First, what does big data mean? Here’s my try at a definition. “Big data” is a set of technologies that enable collection and analysis of very large data sets that yields valuable results, commercially or otherwise.
Web search was an early big data breakthrough. Various search providers, Google most successfully, developed techniques for building an index of a large fraction of the web (web crawlers), for rapidly and efficiently searching that index (the then-new Map/Reduce database plus Google’s massively parallel commodity server architecture), and for producing valuable results (the Page/Brin algorithm). And, Google found a way to monetize its service: search advertising, an idea it borrowed from another web company (Overture) and built into a titanic business.
Collecting massive amounts of data and analyzing it is a pillar of Google’s business strategy: generally the objective is to learn more about users to be be able to present ads that have a high probability of leading to a purchase (which creates demand for the ads). Gmail, for example, is a feature rich service that Google provides for free to consumers. The value for Google is the data it collects about users by analyzing their email traffic. (Recall the web businesses saying: “If you don’t see the business model, then you are the product.”) Google Voice has the same strategic rationale.
One of the hard problems in building a big dataset is accessing data from diverse sources and rendering it in a form that computers can analyze. Palantir, a heavily funded start-up, has built its business on ability to make diverse datasets analyzable by computers. It’s major customers are commonly believed to be the “three letter agencies” of the U.S. defense community. Rhiza, a CMU spin-out in Pittsburgh, is doing something similar for commercial purposes: tapping into diverse public and commercial databases to provide advertisers deep and granular information on which half of their advertising spend is wasted (i.e.: “I know half my advertising spend is wasted, but I don’t know which half!”).
Google has pioneered other big data technologies, e.g.: Google translations. “Machine learning” technology analyzes massive amounts of text that have been translated by humans. The computer “learns” to recognize patterns of correspondence between text in one language and another, e.g., the phrase in French “il faut frapper tant que le fer est chaud” is usually rendered as “you have to strike while the iron is hot” in English (the same saying, but not a word-for-word translation).
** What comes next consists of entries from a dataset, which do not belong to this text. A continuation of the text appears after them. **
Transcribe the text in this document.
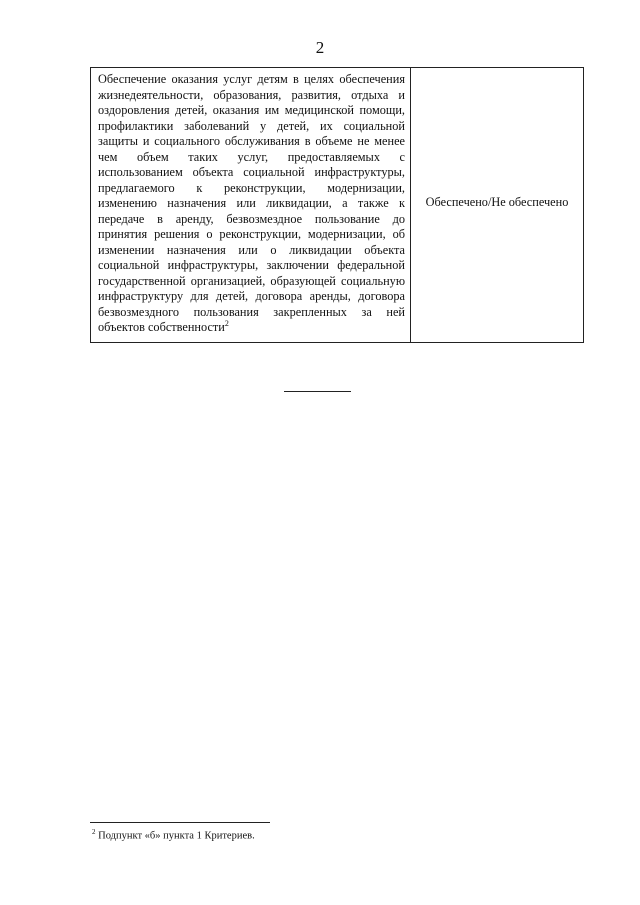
2
Обеспечение оказания услуг детям в целях обеспечения жизнедеятельности, образования, развития, отдыха и оздоровления детей, оказания им медицинской помощи, профилактики заболеваний у детей, их социальной защиты и социального обслуживания в объеме не менее чем объем таких услуг, предоставляемых с использованием объекта социальной инфраструктуры, предлагаемого к реконструкции, модернизации, изменению назначения или ликвидации, а также к передаче в аренду, безвозмездное пользование до принятия решения о реконструкции, модернизации, об изменении назначения или о ликвидации объекта социальной инфраструктуры, заключении федеральной государственной организацией, образующей социальную инфраструктуру для детей, договора аренды, договора безвозмездного пользования закрепленных за ней объектов собственности$^2$
Обеспечено/Не обеспечено
$^2$ Подпункт «б» пункта 1 Критериев.
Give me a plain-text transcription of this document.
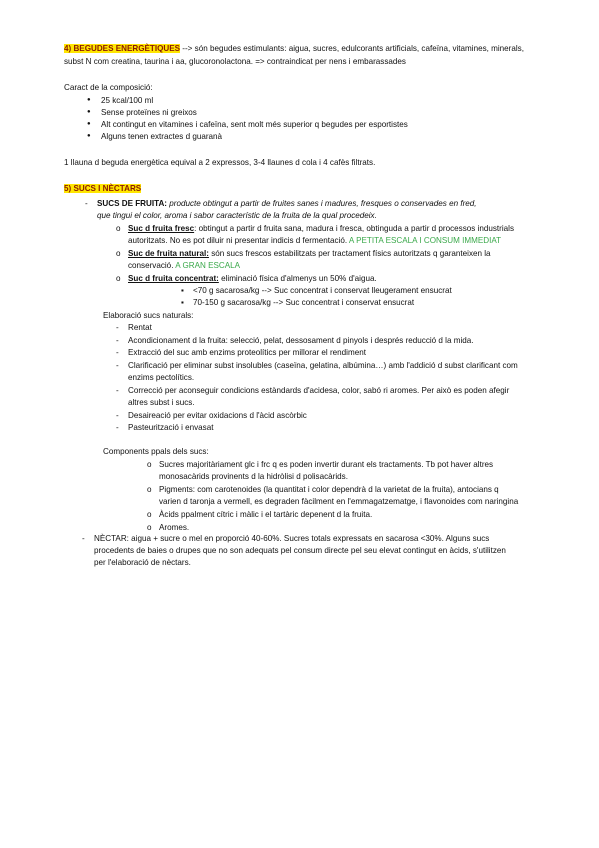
4) BEGUDES ENERGÈTIQUES --> són begudes estimulants: aigua, sucres, edulcorants artificials, cafeïna, vitamines, minerals,
subst N com creatina, taurina i aa, glucoronolactona. => contraindicat per nens i embarassades
Caract de la composició:
● 25 kcal/100 ml
● Sense proteïnes ni greixos
● Alt contingut en vitamines i cafeïna, sent molt més superior q begudes per esportistes
● Alguns tenen extractes d guaranà
1 llauna d beguda energètica equival a 2 expressos, 3-4 llaunes d cola i 4 cafès filtrats.
5) SUCS I NÈCTARS
- SUCS DE FRUITA: producte obtingut a partir de fruites sanes i madures, fresques o conservades en fred,
que tingui el color, aroma i sabor característic de la fruita de la qual procedeix.
o Suc d fruita fresc: obtingut a partir d fruita sana, madura i fresca, obtinguda a partir d processos industrials
autoritzats. No es pot diluir ni presentar indicis d fermentació. A PETITA ESCALA I CONSUM IMMEDIAT
o Suc de fruita natural: són sucs frescos estabilitzats per tractament físics autoritzats q garanteixen la
conservació. A GRAN ESCALA
o Suc d fruita concentrat: eliminació física d'almenys un 50% d'aigua.
▪ <70 g sacarosa/kg --> Suc concentrat i conservat lleugerament ensucrat
▪ 70-150 g sacarosa/kg --> Suc concentrat i conservat ensucrat
Elaboració sucs naturals:
- Rentat
- Acondicionament d la fruita: selecció, pelat, dessosament d pinyols i després reducció d la mida.
- Extracció del suc amb enzims proteolítics per millorar el rendiment
- Clarificació per eliminar subst insolubles (caseïna, gelatina, albúmina…) amb l'addició d subst clarificant com
enzims pectolítics.
- Correcció per aconseguir condicions estàndards d'acidesa, color, sabó ri aromes. Per això es poden afegir
altres subst i sucs.
- Desaireació per evitar oxidacions d l'àcid ascòrbic
- Pasteurització i envasat
Components ppals dels sucs:
o Sucres majoritàriament glc i frc q es poden invertir durant els tractaments. Tb pot haver altres
monosacàrids provinents d la hidròlisi d polisacàrids.
o Pigments: com carotenoides (la quantitat i color dependrà d la varietat de la fruita), antocians q
varien d taronja a vermell, es degraden fàcilment en l'emmagatzematge, i flavonoides com naringina
o Àcids ppalment cítric i màlic i el tartàric depenent d la fruita.
o Aromes.
- NÈCTAR: aigua + sucre o mel en proporció 40-60%. Sucres totals expressats en sacarosa <30%. Alguns sucs
procedents de baies o drupes que no son adequats pel consum directe pel seu elevat contingut en àcids, s'utilitzen
per l'elaboració de nèctars.
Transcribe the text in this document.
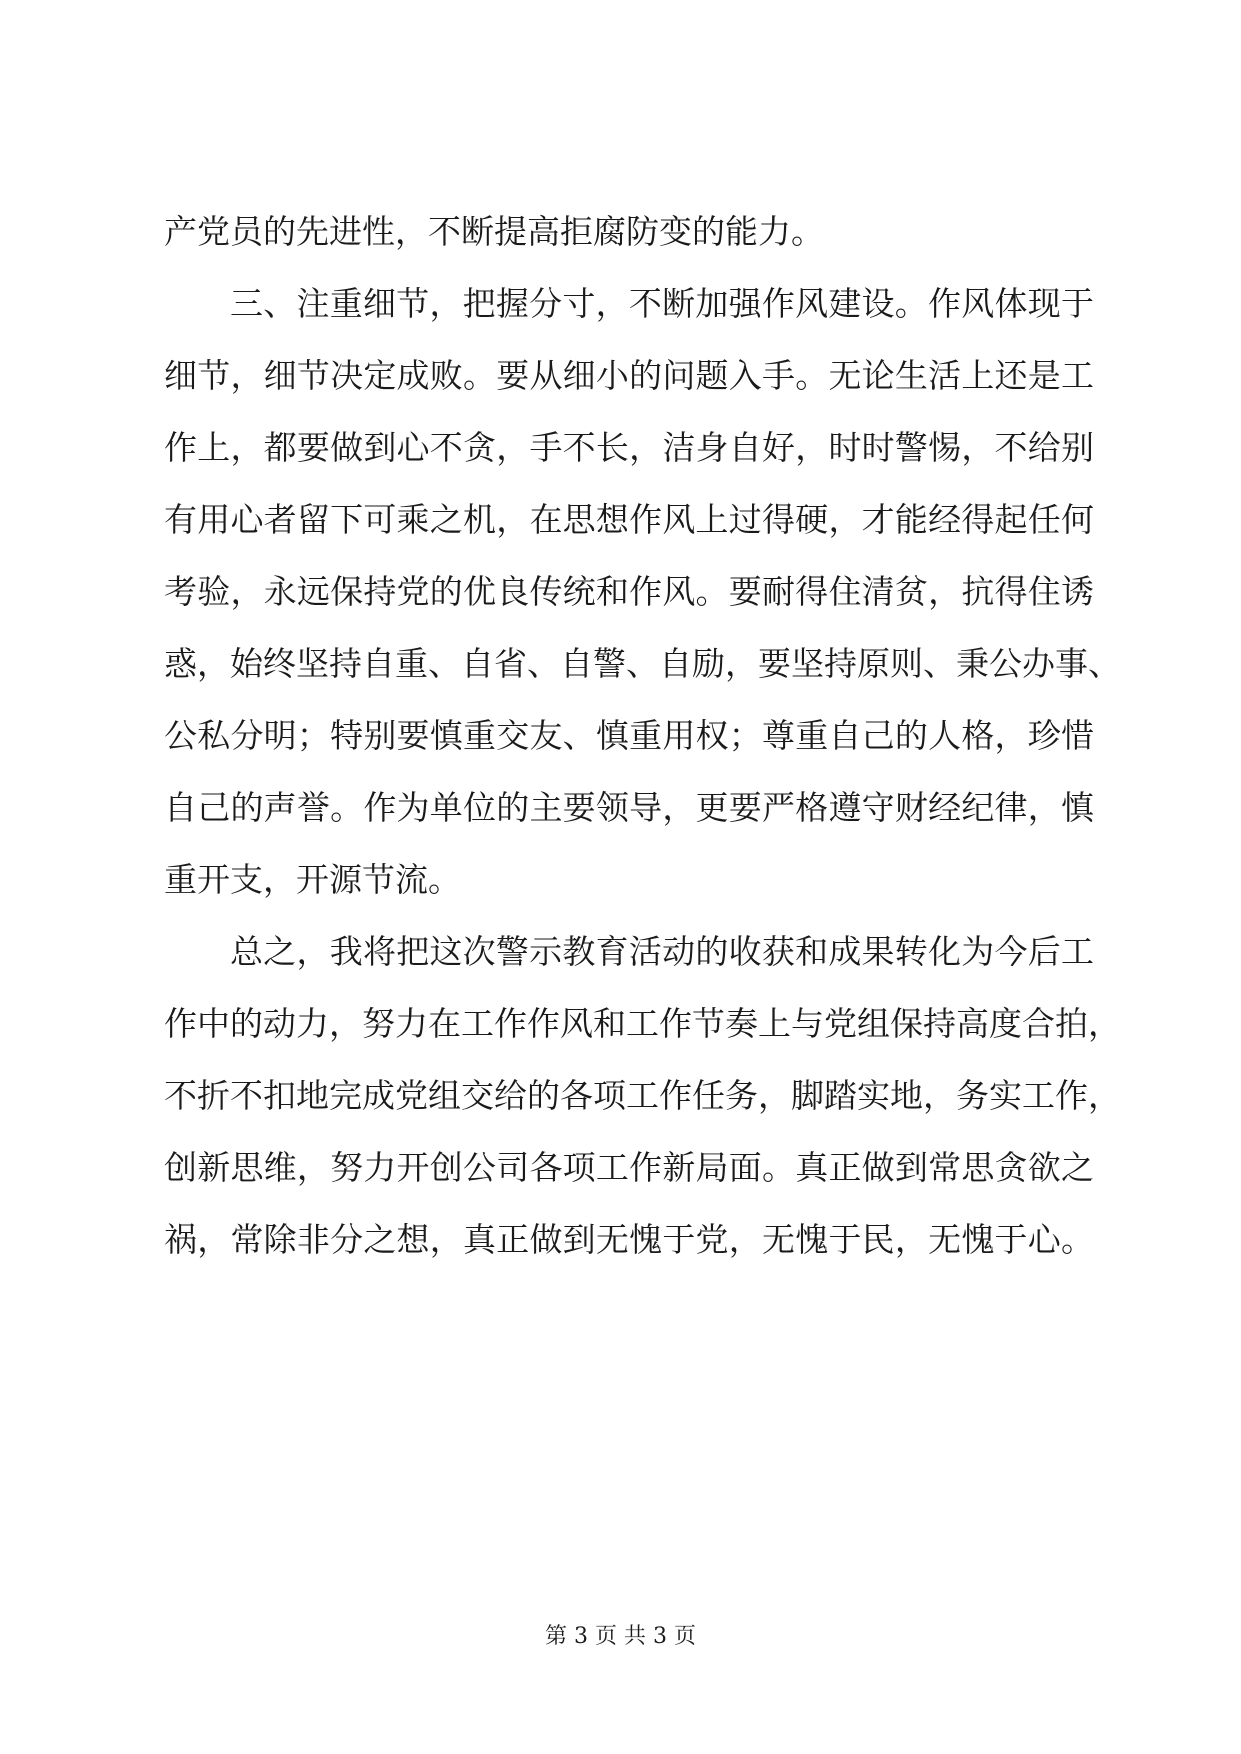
产党员的先进性，不断提高拒腐防变的能力。
三、注重细节，把握分寸，不断加强作风建设。作风体现于
细节，细节决定成败。要从细小的问题入手。无论生活上还是工
作上，都要做到心不贪，手不长，洁身自好，时时警惕，不给别
有用心者留下可乘之机，在思想作风上过得硬，才能经得起任何
考验，永远保持党的优良传统和作风。要耐得住清贫，抗得住诱
惑，始终坚持自重、自省、自警、自励，要坚持原则、秉公办事、
公私分明；特别要慎重交友、慎重用权；尊重自己的人格，珍惜
自己的声誉。作为单位的主要领导，更要严格遵守财经纪律，慎
重开支，开源节流。
总之，我将把这次警示教育活动的收获和成果转化为今后工
作中的动力，努力在工作作风和工作节奏上与党组保持高度合拍，
不折不扣地完成党组交给的各项工作任务，脚踏实地，务实工作，
创新思维，努力开创公司各项工作新局面。真正做到常思贪欲之
祸，常除非分之想，真正做到无愧于党，无愧于民，无愧于心。
第 3 页 共 3 页
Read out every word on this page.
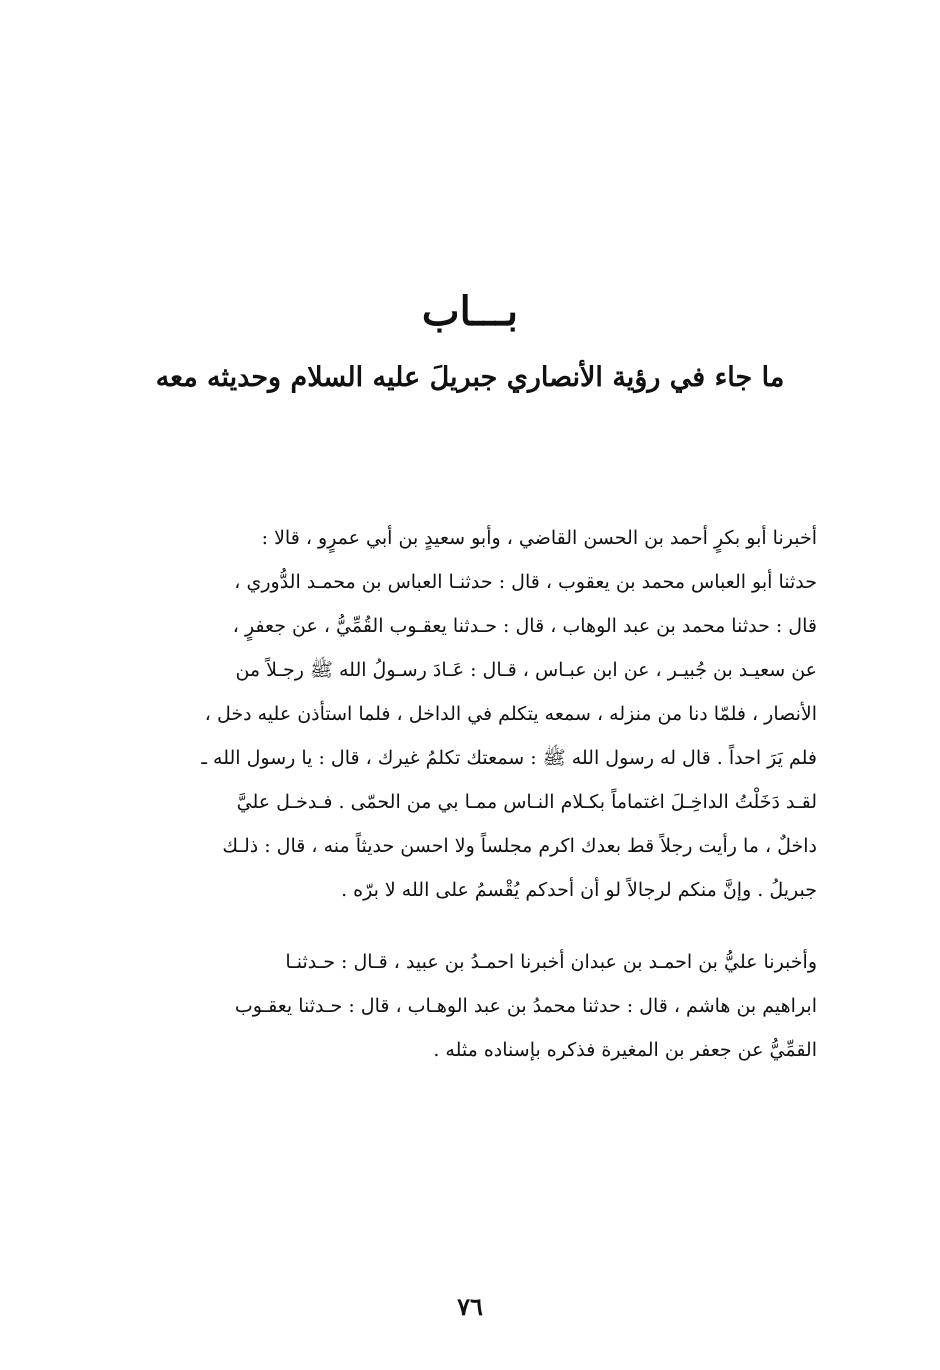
بـــاب
ما جاء في رؤية الأنصاري جبريلَ عليه السلام وحديثه معه
أخبرنا أبو بكرٍ أحمد بن الحسن القاضي ، وأبو سعيدٍ بن أبي عمرٍو ، قالا :
حدثنا أبو العباس محمد بن يعقوب ، قال : حدثنـا العباس بن محمـد الدُّوري ،
قال : حدثنا محمد بن عبد الوهاب ، قال : حـدثنا يعقـوب القُمِّيُّ ، عن جعفرٍ ،
عن سعيـد بن جُبيـر ، عن ابن عبـاس ، قـال : عَـادَ رسـولُ الله ﷺ رجـلاً من
الأنصار ، فلمّا دنا من منزله ، سمعه يتكلم في الداخل ، فلما استأذن عليه دخل ،
فلم يَرَ احداً . قال له رسول الله ﷺ : سمعتك تكلمُ غيرك ، قال : يا رسول الله ـ
لقـد دَخَلْتُ الداخِـلَ اغتماماً بكـلام النـاس ممـا بي من الحمّى . فـدخـل عليَّ
داخلٌ ، ما رأيت رجلاً قط بعدك اكرم مجلساً ولا احسن حديثاً منه ، قال : ذلـك
جبريلُ . وإنَّ منكم لرجالاً لو أن أحدكم يُقْسمُ على الله لا برّه .
وأخبرنا عليُّ بن احمـد بن عبدان أخبرنا احمـدُ بن عبيد ، قـال : حـدثنـا
ابراهيم بن هاشم ، قال : حدثنا محمدُ بن عبد الوهـاب ، قال : حـدثنا يعقـوب
القمِّيُّ عن جعفر بن المغيرة فذكره بإسناده مثله .
٧٦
A key potential of big data technology is finding valuable needles in large haystacks. A small amount of “signal” (valuable information) is often buried in a large amount of noise (random, irrelevant information). At first the signal is hard to discern; it looks just like the noise. But, if you can analyze enough data, the random noise remains random, and the signal will identify itself by revealing a consistent pattern. Google has used this technique to provide early warning of flu epidemics by spotting searches related to flu that rise above the normal background noise.
Detecting consistent patterns in large datasets also enables predictions. In the 1990s the major airlines learned to analyze traffic data to predict how many seats in each fare class on each flight would be sold; insiders tell me they usually know this with confidence two weeks in advance. Airlines use this information to change pricing and make special offers, with the objective (in the industry argot) of “putting a butt in every seat”. This “yield management” technology has helped U.S. airlines raise their average “load factor” (the percentage of seats occupied by paying passengers) from ~65% in the 1970s to 80%-85% in recent years (more). More recently Amazon and Netflix have analyzed their large customer behavior datasets to help predict what products or videos customers are likely to want. This results in suggestions (“You might like this product or video.”) that have proven quite effective.
A final example is using data science to stitch together partial datasets and make reliable predictions of what the missing data is. This technique is being used by several companies to move the basis consumer market research from those annoying dinner hour phone calls (which are tolerated less and less by digital natives) to the web. The challenge with web based research is the brief encounters that typically occur on the web: you can only ask a few questions. But, using tracking cookies and data science, these brief encounters can be stitched together into a large and deeply profiled “virtual panel” that produces reliable results. Practitioners here includes CivicScience* and, you guessed, Google.
It does not take much of a data scientist to notice Google provides many of my examples. That should not be a surprise. Many talk about big data, but Google has gone much further than any company I can think of to capitalize on it in the commercial world, and the NSA probably holds a similar position in the non-commercial world (but they would have to shoot me if I published those examples, or even knew any details).
Will “big data” turn out to be another empty buzzword, the 21st century name for the mature science of statistics? I think not. Moore’s law, cheap storage, the cloud, digital lifestyle, voice recognition, and advances in data science have converged to create a powerful new platform. The trail has been blazed and many companies are working on applications of big data. Great value has been delivered already, and I expect a great deal more.
*New Atlantic Ventures, a venture fund in which I am a partner, is an investor in CivicScience.